Developed by the US National Institute of Standards and Technology, the sensor has applications in magnetoencephalography (MEG), the study of the brain's magnetic field and the underlying neurology.

The sensor has passed a sensitivity test carried out by Physikalisch-Technische Bundesanstalt (PTB) in a magnetically shielded room. It was able to detect both spontaneous and stimulated magnetic fields of the brain.

Magnetic sensor
Magnetic sensor the size of a sugar cube
 with electrical and optical lines.

Up to now the measurement of very weak magnetic fields was the domain of cryoelectronic sensors, the so called superconducting quantum interference device (SQUID). They can be considered as the "gold standard" for this application, but they have the disadvantage to operate only at very low temperatures close to absolute zero.

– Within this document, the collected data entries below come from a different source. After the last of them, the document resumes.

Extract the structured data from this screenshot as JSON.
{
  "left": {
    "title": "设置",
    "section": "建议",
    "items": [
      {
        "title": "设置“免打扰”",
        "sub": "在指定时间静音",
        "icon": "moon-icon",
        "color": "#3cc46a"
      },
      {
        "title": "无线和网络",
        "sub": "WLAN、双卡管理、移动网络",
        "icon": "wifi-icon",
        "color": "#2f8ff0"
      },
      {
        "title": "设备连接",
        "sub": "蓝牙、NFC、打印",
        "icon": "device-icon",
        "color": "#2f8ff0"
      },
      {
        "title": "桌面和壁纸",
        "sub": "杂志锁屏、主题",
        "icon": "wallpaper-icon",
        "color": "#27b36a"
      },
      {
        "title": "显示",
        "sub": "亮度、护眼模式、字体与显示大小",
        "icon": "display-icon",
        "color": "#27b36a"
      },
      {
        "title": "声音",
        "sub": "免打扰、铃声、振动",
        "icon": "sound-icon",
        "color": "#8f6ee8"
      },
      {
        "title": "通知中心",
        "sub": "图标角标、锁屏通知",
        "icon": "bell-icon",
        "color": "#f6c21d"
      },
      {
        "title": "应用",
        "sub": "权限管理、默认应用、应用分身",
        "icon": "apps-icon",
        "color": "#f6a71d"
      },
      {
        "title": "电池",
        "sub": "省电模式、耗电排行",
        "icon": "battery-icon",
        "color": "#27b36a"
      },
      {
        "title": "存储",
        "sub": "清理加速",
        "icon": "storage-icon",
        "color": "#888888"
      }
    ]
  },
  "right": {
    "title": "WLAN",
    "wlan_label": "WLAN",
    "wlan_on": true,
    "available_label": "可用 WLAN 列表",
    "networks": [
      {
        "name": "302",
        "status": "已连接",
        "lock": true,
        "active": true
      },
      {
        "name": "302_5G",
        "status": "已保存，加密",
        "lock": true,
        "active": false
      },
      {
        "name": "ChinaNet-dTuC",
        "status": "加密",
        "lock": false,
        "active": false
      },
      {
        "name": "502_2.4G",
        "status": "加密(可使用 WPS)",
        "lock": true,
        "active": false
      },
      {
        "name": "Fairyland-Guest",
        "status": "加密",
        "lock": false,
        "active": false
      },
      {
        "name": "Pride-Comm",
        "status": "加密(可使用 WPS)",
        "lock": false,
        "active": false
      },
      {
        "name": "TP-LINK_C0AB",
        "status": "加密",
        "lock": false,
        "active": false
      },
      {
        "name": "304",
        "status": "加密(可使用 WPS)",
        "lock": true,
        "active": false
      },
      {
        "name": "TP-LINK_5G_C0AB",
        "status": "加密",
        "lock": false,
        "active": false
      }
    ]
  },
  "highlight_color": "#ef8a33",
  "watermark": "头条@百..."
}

This makes them expensive and less versatile compared to CSAMs.

 Even though at present CSAMs are still less sensitive compared to SQUIDs, measurements as accurate as SQUIDs, but at lower costs, might eventually become reality. Due to the cooling requirements, SQUIDs have to be kept apart from the human body by a few centimeters. In contrast, CSAMs can be attached close to the human body. This increases the signal amplitude as the magnetic field from currents inside the human body decays rapidly with increasing distance.

Magnetoencephalography (MEG) enables the characterization of neuronal currents, which has gained importance during the last few years for neurologists and neuroscientists. Objective indicators of psychiatric disorders as well as age dependent brain diseases, are urgently needed for the support clinical diagnostics.

Already in 2010 scientists from NIST and PTB had successfully tested the performance of an earlier version of the present CSAM by measurements of the magnetic field of the human heart. For the present study the sensor was positioned about 4 mm away from the head of healthy subjects. At the back of the head, the magnetic fields of alpha waves were detected, a basic brain rhythm which occurs spontaneously during relaxation. In another measurement the brain fields due to the processing of tactile stimuli were identified.

Further information

T. Sander-Thömmes, J. Preusser, R. Mhaskar, J. Kitching, L. Trahms, S. Knappe: Magnetoencephalography with a Chip-Scale Atomic Magnetometer. Biomedical Optics Express Vol. 3 Issue 5, pp.981-990 (2012),

PTB-NIST-Experiment of 2010: S. Knappe, T.H. Sander, O. Kosch, F. Wiekhorst, J. Kitching and L. Trahms. Cross-validation of microfabricated atomic magnetometers with SQUIDs for biomagnetic applications. Applied Physics Letters. 97, 133703 (2010); doi:10.1063/1.3491548. Online publication: Sept. 28, 2010.